# How does the relative wind on a propeller, strike the blade from behind (the non camber side)?

This may be a stupid or simple question, although any help is appreciated! :)

If possible, please answer without mathematical terminology. So I understand the concept of the blade increasing air momentum at the front, thus creating lower pressure, and I also get that the blade acts as an airfoil, lower pressure at the top, and higher at the bottom thus pulling it forward, and producing thrust.

My main issue is that I can't visualize how the relative wind physically travels behind the camber side, and hit the back side of the airfoil like in the diagram? Wouldn't it hit directly on the camber side if it's moving forward, not travel below, and strike it from the back? If someone can explain, that would be amazing!

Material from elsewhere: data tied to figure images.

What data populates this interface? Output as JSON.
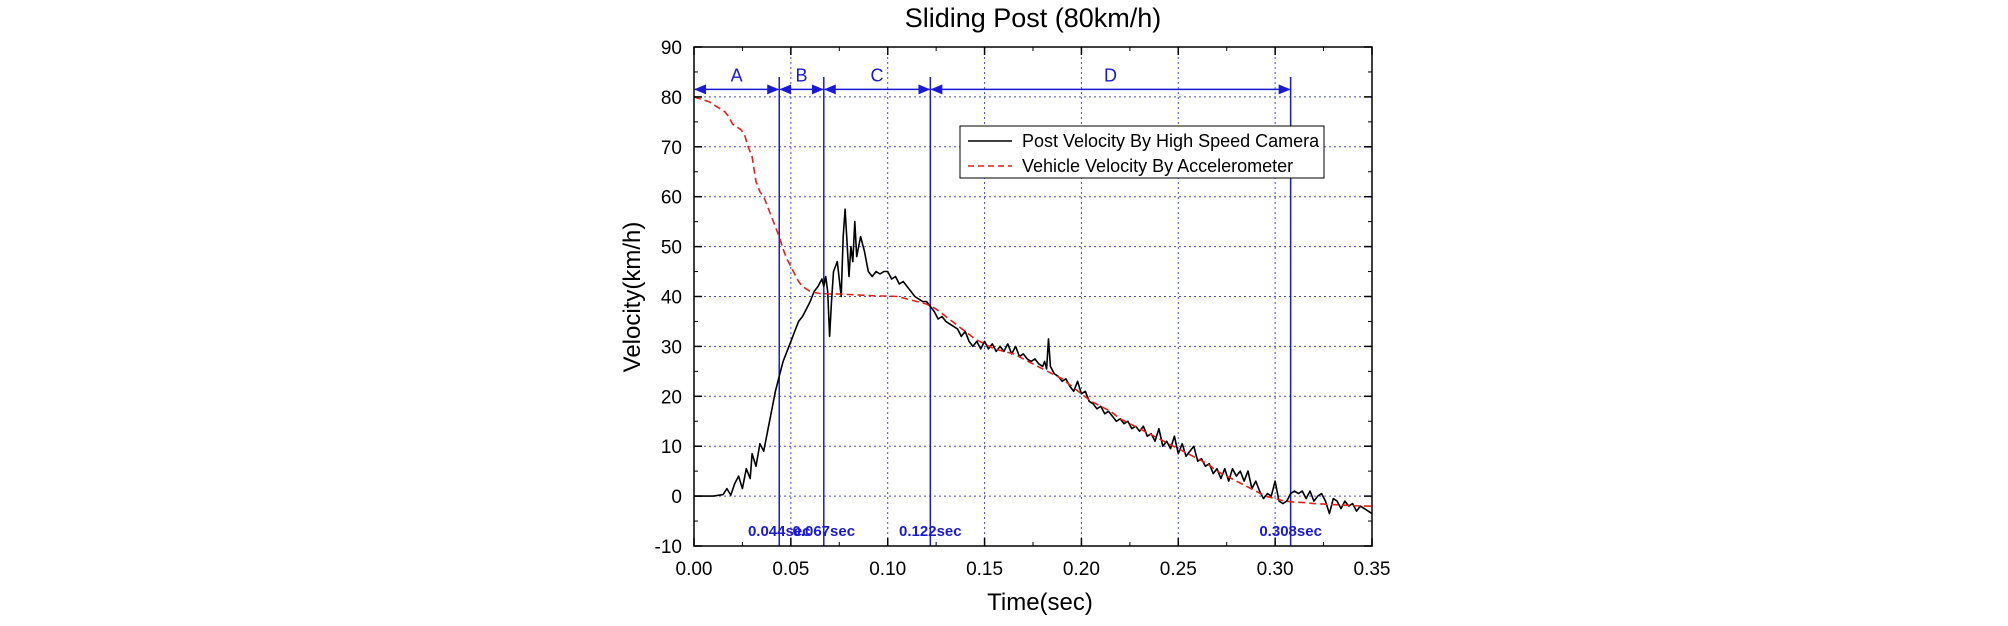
{
  "chart_data": {
    "type": "line",
    "title": "Sliding Post (80km/h)",
    "xlabel": "Time(sec)",
    "ylabel": "Velocity(km/h)",
    "xlim": [
      0,
      0.35
    ],
    "ylim": [
      -10,
      90
    ],
    "x_ticks": [
      "0.00",
      "0.05",
      "0.10",
      "0.15",
      "0.20",
      "0.25",
      "0.30",
      "0.35"
    ],
    "y_ticks": [
      "-10",
      "0",
      "10",
      "20",
      "30",
      "40",
      "50",
      "60",
      "70",
      "80",
      "90"
    ],
    "grid": true,
    "legend_position": "top-right",
    "series": [
      {
        "name": "Post Velocity By High Speed Camera",
        "color": "#000000",
        "style": "solid",
        "points": [
          [
            0.0,
            0
          ],
          [
            0.005,
            0
          ],
          [
            0.01,
            0
          ],
          [
            0.015,
            0.3
          ],
          [
            0.017,
            1.5
          ],
          [
            0.019,
            0.2
          ],
          [
            0.021,
            2.5
          ],
          [
            0.023,
            4
          ],
          [
            0.025,
            1.5
          ],
          [
            0.027,
            5.5
          ],
          [
            0.029,
            3.5
          ],
          [
            0.03,
            8.5
          ],
          [
            0.032,
            6
          ],
          [
            0.034,
            10.5
          ],
          [
            0.036,
            9
          ],
          [
            0.038,
            13
          ],
          [
            0.04,
            17
          ],
          [
            0.042,
            21
          ],
          [
            0.044,
            24
          ],
          [
            0.046,
            27
          ],
          [
            0.048,
            29
          ],
          [
            0.05,
            31
          ],
          [
            0.052,
            33
          ],
          [
            0.054,
            35
          ],
          [
            0.056,
            36
          ],
          [
            0.058,
            37.5
          ],
          [
            0.06,
            39
          ],
          [
            0.062,
            41
          ],
          [
            0.064,
            42
          ],
          [
            0.066,
            43.5
          ],
          [
            0.067,
            42
          ],
          [
            0.068,
            44
          ],
          [
            0.069,
            41
          ],
          [
            0.07,
            32
          ],
          [
            0.071,
            39
          ],
          [
            0.072,
            45
          ],
          [
            0.074,
            47
          ],
          [
            0.076,
            40
          ],
          [
            0.077,
            52
          ],
          [
            0.078,
            57.5
          ],
          [
            0.079,
            51
          ],
          [
            0.08,
            44
          ],
          [
            0.081,
            50
          ],
          [
            0.082,
            47
          ],
          [
            0.083,
            55
          ],
          [
            0.084,
            48
          ],
          [
            0.086,
            52
          ],
          [
            0.088,
            49
          ],
          [
            0.09,
            45
          ],
          [
            0.092,
            44
          ],
          [
            0.094,
            45
          ],
          [
            0.096,
            44.5
          ],
          [
            0.098,
            45
          ],
          [
            0.1,
            45
          ],
          [
            0.102,
            43.5
          ],
          [
            0.104,
            44
          ],
          [
            0.106,
            42.5
          ],
          [
            0.108,
            43
          ],
          [
            0.11,
            42
          ],
          [
            0.112,
            41
          ],
          [
            0.114,
            40
          ],
          [
            0.116,
            39.5
          ],
          [
            0.118,
            39
          ],
          [
            0.12,
            39
          ],
          [
            0.122,
            38
          ],
          [
            0.124,
            37
          ],
          [
            0.126,
            35.5
          ],
          [
            0.128,
            36
          ],
          [
            0.13,
            35
          ],
          [
            0.132,
            34.5
          ],
          [
            0.134,
            34
          ],
          [
            0.136,
            33.5
          ],
          [
            0.138,
            32
          ],
          [
            0.14,
            33
          ],
          [
            0.142,
            31
          ],
          [
            0.144,
            30
          ],
          [
            0.146,
            31
          ],
          [
            0.148,
            29.5
          ],
          [
            0.15,
            31
          ],
          [
            0.152,
            29.5
          ],
          [
            0.154,
            30.5
          ],
          [
            0.156,
            29
          ],
          [
            0.158,
            30
          ],
          [
            0.16,
            29
          ],
          [
            0.162,
            30.5
          ],
          [
            0.164,
            28.5
          ],
          [
            0.166,
            30
          ],
          [
            0.168,
            28
          ],
          [
            0.17,
            28.5
          ],
          [
            0.172,
            27.5
          ],
          [
            0.174,
            27
          ],
          [
            0.176,
            27.5
          ],
          [
            0.178,
            26.5
          ],
          [
            0.18,
            26
          ],
          [
            0.181,
            27
          ],
          [
            0.182,
            25.5
          ],
          [
            0.183,
            31.5
          ],
          [
            0.184,
            26
          ],
          [
            0.186,
            24.5
          ],
          [
            0.188,
            24
          ],
          [
            0.19,
            23
          ],
          [
            0.192,
            23.5
          ],
          [
            0.194,
            22
          ],
          [
            0.196,
            21
          ],
          [
            0.198,
            23
          ],
          [
            0.2,
            20.5
          ],
          [
            0.202,
            21
          ],
          [
            0.204,
            19
          ],
          [
            0.206,
            18.5
          ],
          [
            0.208,
            17.5
          ],
          [
            0.21,
            18
          ],
          [
            0.212,
            16.5
          ],
          [
            0.214,
            17
          ],
          [
            0.216,
            16
          ],
          [
            0.218,
            15
          ],
          [
            0.22,
            15.5
          ],
          [
            0.222,
            14.5
          ],
          [
            0.224,
            15
          ],
          [
            0.226,
            13.5
          ],
          [
            0.228,
            14
          ],
          [
            0.23,
            13
          ],
          [
            0.232,
            14
          ],
          [
            0.234,
            12
          ],
          [
            0.236,
            12.5
          ],
          [
            0.238,
            11
          ],
          [
            0.24,
            13.5
          ],
          [
            0.242,
            10
          ],
          [
            0.244,
            11
          ],
          [
            0.246,
            9.5
          ],
          [
            0.248,
            12
          ],
          [
            0.25,
            8.5
          ],
          [
            0.252,
            10.5
          ],
          [
            0.254,
            8
          ],
          [
            0.256,
            9
          ],
          [
            0.258,
            10
          ],
          [
            0.26,
            7
          ],
          [
            0.262,
            7.5
          ],
          [
            0.264,
            6
          ],
          [
            0.266,
            6.5
          ],
          [
            0.268,
            4.5
          ],
          [
            0.27,
            5.5
          ],
          [
            0.272,
            3.5
          ],
          [
            0.274,
            5.5
          ],
          [
            0.276,
            3
          ],
          [
            0.278,
            5.5
          ],
          [
            0.28,
            4
          ],
          [
            0.282,
            5
          ],
          [
            0.284,
            3
          ],
          [
            0.286,
            5
          ],
          [
            0.288,
            1.5
          ],
          [
            0.29,
            3
          ],
          [
            0.292,
            1
          ],
          [
            0.294,
            -0.5
          ],
          [
            0.296,
            0.5
          ],
          [
            0.298,
            0
          ],
          [
            0.3,
            3
          ],
          [
            0.302,
            -1
          ],
          [
            0.304,
            -1.5
          ],
          [
            0.306,
            -1
          ],
          [
            0.308,
            0.5
          ],
          [
            0.31,
            1
          ],
          [
            0.312,
            0.5
          ],
          [
            0.314,
            1
          ],
          [
            0.316,
            -0.5
          ],
          [
            0.318,
            1
          ],
          [
            0.32,
            -1
          ],
          [
            0.322,
            0
          ],
          [
            0.324,
            0.5
          ],
          [
            0.326,
            -1
          ],
          [
            0.328,
            -3.5
          ],
          [
            0.33,
            -0.5
          ],
          [
            0.332,
            -1
          ],
          [
            0.334,
            -2.5
          ],
          [
            0.336,
            -1
          ],
          [
            0.338,
            -2
          ],
          [
            0.34,
            -1.5
          ],
          [
            0.342,
            -3
          ],
          [
            0.344,
            -2
          ],
          [
            0.346,
            -2.5
          ],
          [
            0.348,
            -3
          ],
          [
            0.35,
            -3.5
          ]
        ]
      },
      {
        "name": "Vehicle Velocity By Accelerometer",
        "color": "#e0201a",
        "style": "dashed",
        "points": [
          [
            0.0,
            80
          ],
          [
            0.004,
            79.5
          ],
          [
            0.008,
            79
          ],
          [
            0.012,
            78
          ],
          [
            0.016,
            77
          ],
          [
            0.018,
            76
          ],
          [
            0.02,
            74.5
          ],
          [
            0.022,
            74
          ],
          [
            0.024,
            73.5
          ],
          [
            0.026,
            72.5
          ],
          [
            0.028,
            70
          ],
          [
            0.03,
            68
          ],
          [
            0.032,
            63
          ],
          [
            0.034,
            61
          ],
          [
            0.036,
            60
          ],
          [
            0.038,
            58
          ],
          [
            0.04,
            56
          ],
          [
            0.042,
            54
          ],
          [
            0.044,
            52
          ],
          [
            0.046,
            49.5
          ],
          [
            0.048,
            47.5
          ],
          [
            0.05,
            46
          ],
          [
            0.052,
            44.5
          ],
          [
            0.054,
            43
          ],
          [
            0.056,
            42
          ],
          [
            0.058,
            41.5
          ],
          [
            0.06,
            41
          ],
          [
            0.062,
            40.8
          ],
          [
            0.065,
            40.6
          ],
          [
            0.07,
            40.5
          ],
          [
            0.075,
            40.5
          ],
          [
            0.08,
            40.4
          ],
          [
            0.085,
            40.3
          ],
          [
            0.09,
            40.2
          ],
          [
            0.095,
            40.1
          ],
          [
            0.1,
            40.1
          ],
          [
            0.105,
            40
          ],
          [
            0.11,
            39.5
          ],
          [
            0.115,
            39
          ],
          [
            0.12,
            38.5
          ],
          [
            0.125,
            37.5
          ],
          [
            0.13,
            36
          ],
          [
            0.135,
            34.5
          ],
          [
            0.14,
            33
          ],
          [
            0.145,
            31.5
          ],
          [
            0.15,
            30.5
          ],
          [
            0.155,
            29.5
          ],
          [
            0.16,
            29
          ],
          [
            0.165,
            28.5
          ],
          [
            0.17,
            27.5
          ],
          [
            0.175,
            26.5
          ],
          [
            0.18,
            25.5
          ],
          [
            0.185,
            24.5
          ],
          [
            0.19,
            23.5
          ],
          [
            0.195,
            22
          ],
          [
            0.2,
            20.5
          ],
          [
            0.205,
            19
          ],
          [
            0.21,
            18
          ],
          [
            0.215,
            17
          ],
          [
            0.22,
            15.5
          ],
          [
            0.225,
            14.5
          ],
          [
            0.23,
            13.5
          ],
          [
            0.235,
            12.5
          ],
          [
            0.24,
            11.5
          ],
          [
            0.245,
            10.5
          ],
          [
            0.25,
            9.5
          ],
          [
            0.255,
            8.5
          ],
          [
            0.26,
            7.5
          ],
          [
            0.265,
            6.5
          ],
          [
            0.27,
            5
          ],
          [
            0.275,
            4
          ],
          [
            0.28,
            3
          ],
          [
            0.285,
            2
          ],
          [
            0.29,
            1
          ],
          [
            0.295,
            0
          ],
          [
            0.3,
            -0.5
          ],
          [
            0.305,
            -1
          ],
          [
            0.31,
            -1.2
          ],
          [
            0.315,
            -1.3
          ],
          [
            0.32,
            -1.5
          ],
          [
            0.325,
            -1.6
          ],
          [
            0.33,
            -1.7
          ],
          [
            0.335,
            -1.8
          ],
          [
            0.34,
            -1.9
          ],
          [
            0.345,
            -2
          ],
          [
            0.35,
            -2
          ]
        ]
      }
    ],
    "phase_markers": [
      {
        "x": 0.044,
        "label": "0.044sec"
      },
      {
        "x": 0.067,
        "label": "0.067sec"
      },
      {
        "x": 0.122,
        "label": "0.122sec"
      },
      {
        "x": 0.308,
        "label": "0.308sec"
      }
    ],
    "phases": [
      {
        "label": "A",
        "from": 0.0,
        "to": 0.044
      },
      {
        "label": "B",
        "from": 0.044,
        "to": 0.067
      },
      {
        "label": "C",
        "from": 0.067,
        "to": 0.122
      },
      {
        "label": "D",
        "from": 0.122,
        "to": 0.308
      }
    ],
    "phase_arrow_y": 81.5,
    "phase_color": "#1a1ad6",
    "grid_color": "#4a4ad0"
  }
}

Plane moving forward plus blade moving down gives us a combined velocity vector, shown above in red.

Relative air(speed) is still coming from ahead—but this now no longer concerns the propeller as it has its own velocity vector.

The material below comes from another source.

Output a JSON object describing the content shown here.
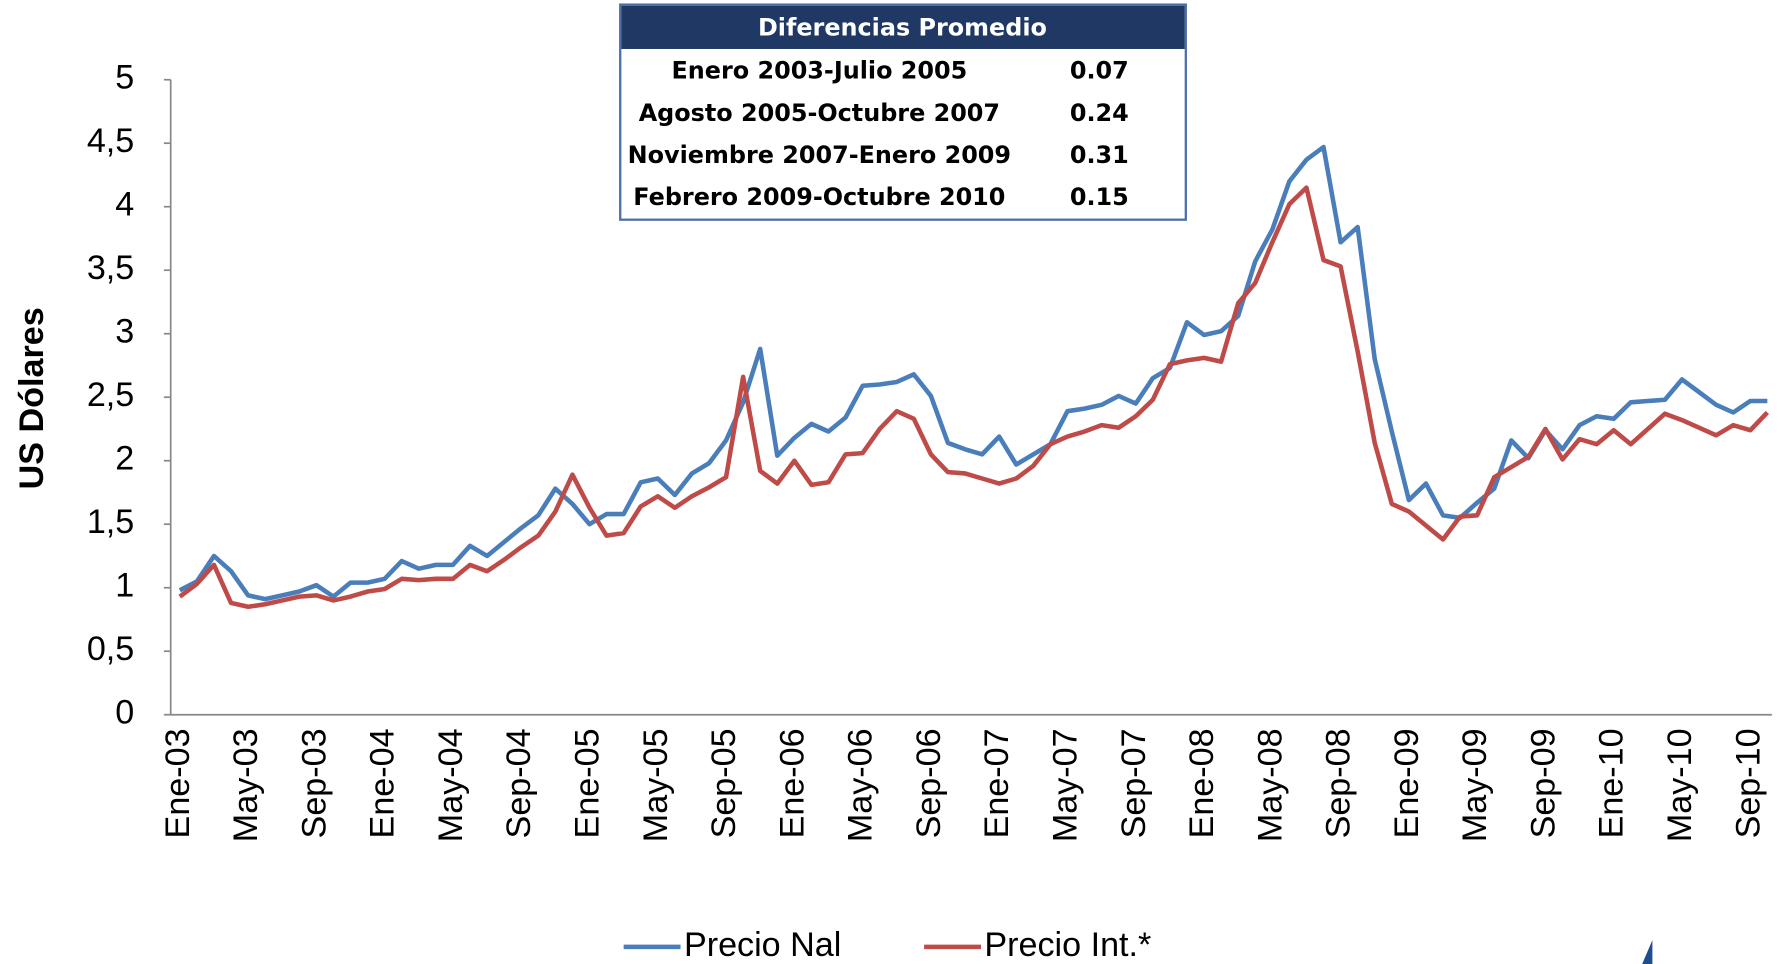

Tilt your head (or check right image to avoid neck injury) and you'll see the blade's angle-of-attack. Remember, air (shown above in light blue) comes in from the direction opposite to the velocity vector.

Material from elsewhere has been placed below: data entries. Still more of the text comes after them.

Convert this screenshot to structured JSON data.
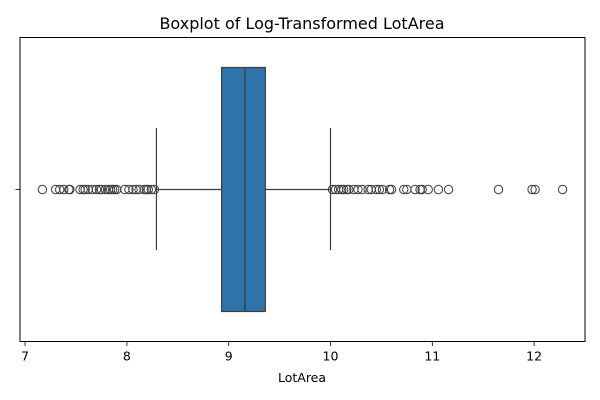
{
  "chart_data": {
    "type": "boxplot",
    "title": "Boxplot of Log-Transformed LotArea",
    "xlabel": "LotArea",
    "ylabel": "",
    "orientation": "horizontal",
    "xlim": [
      6.95,
      12.5
    ],
    "x_ticks": [
      7,
      8,
      9,
      10,
      11,
      12
    ],
    "grid": false,
    "box": {
      "q1": 8.93,
      "median": 9.16,
      "q3": 9.36,
      "whisker_low": 8.29,
      "whisker_high": 10.0
    },
    "outliers": [
      7.17,
      7.3,
      7.34,
      7.38,
      7.43,
      7.44,
      7.54,
      7.57,
      7.59,
      7.62,
      7.66,
      7.7,
      7.73,
      7.75,
      7.79,
      7.82,
      7.84,
      7.86,
      7.88,
      7.9,
      7.98,
      8.02,
      8.06,
      8.09,
      8.12,
      8.17,
      8.19,
      8.21,
      8.24,
      8.27,
      10.02,
      10.05,
      10.08,
      10.11,
      10.13,
      10.16,
      10.18,
      10.23,
      10.27,
      10.31,
      10.37,
      10.4,
      10.45,
      10.48,
      10.51,
      10.58,
      10.6,
      10.72,
      10.75,
      10.83,
      10.88,
      10.9,
      10.96,
      11.06,
      11.16,
      11.65,
      11.98,
      12.01,
      12.28
    ],
    "colors": {
      "box_fill": "#2f73ab",
      "line": "#3d3d3d",
      "axis": "#000000"
    }
  }
}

Increase forward speed, velocity vector changes, angle-of-attack is now smaller, but the airfoil is also faster.

• So you could say that individual velocity create a combined velocity, and relative wind opposes the direction of velocity, which is why it strikes it from the back? – ApolloMission4 Dec 2 '16 at 17:44
• Yep, much appreciated! :) – ApolloMission4 Dec 3 '16 at 18:33

I assume you understand that that the propeller is twisted (the black bit of your picture). You might expect the blade to be flat like a ceiling fan, but instead it is angled towards the front (this angle does reduce at the propeller tips though).

The key is that the propeller is moving downwards - very fast. Consider when the aircraft is stationary - the relative airflow is coming from directly underneath. Because of the angle mentioned above, you can see that there is a high angle of attack.

When the aircraft is moving, there is also some airflow coming from the front. The combined effect is that the propeller thinks the airflow is coming at an angle, in your diagram labelled relative wind.

Just Imagine the blade to be a rotating wing. This happens in wing also right; the relative wind velocity is below the chord and this is the AOA of the wing. However, due to the high velocity of the rotation of the blades, the rotational velocity becomes significant over the froward velocity and therefore the relative wind hits behind. But if the blades are in the feather position they are are approx straight to the forward wind and hence produce no thrust.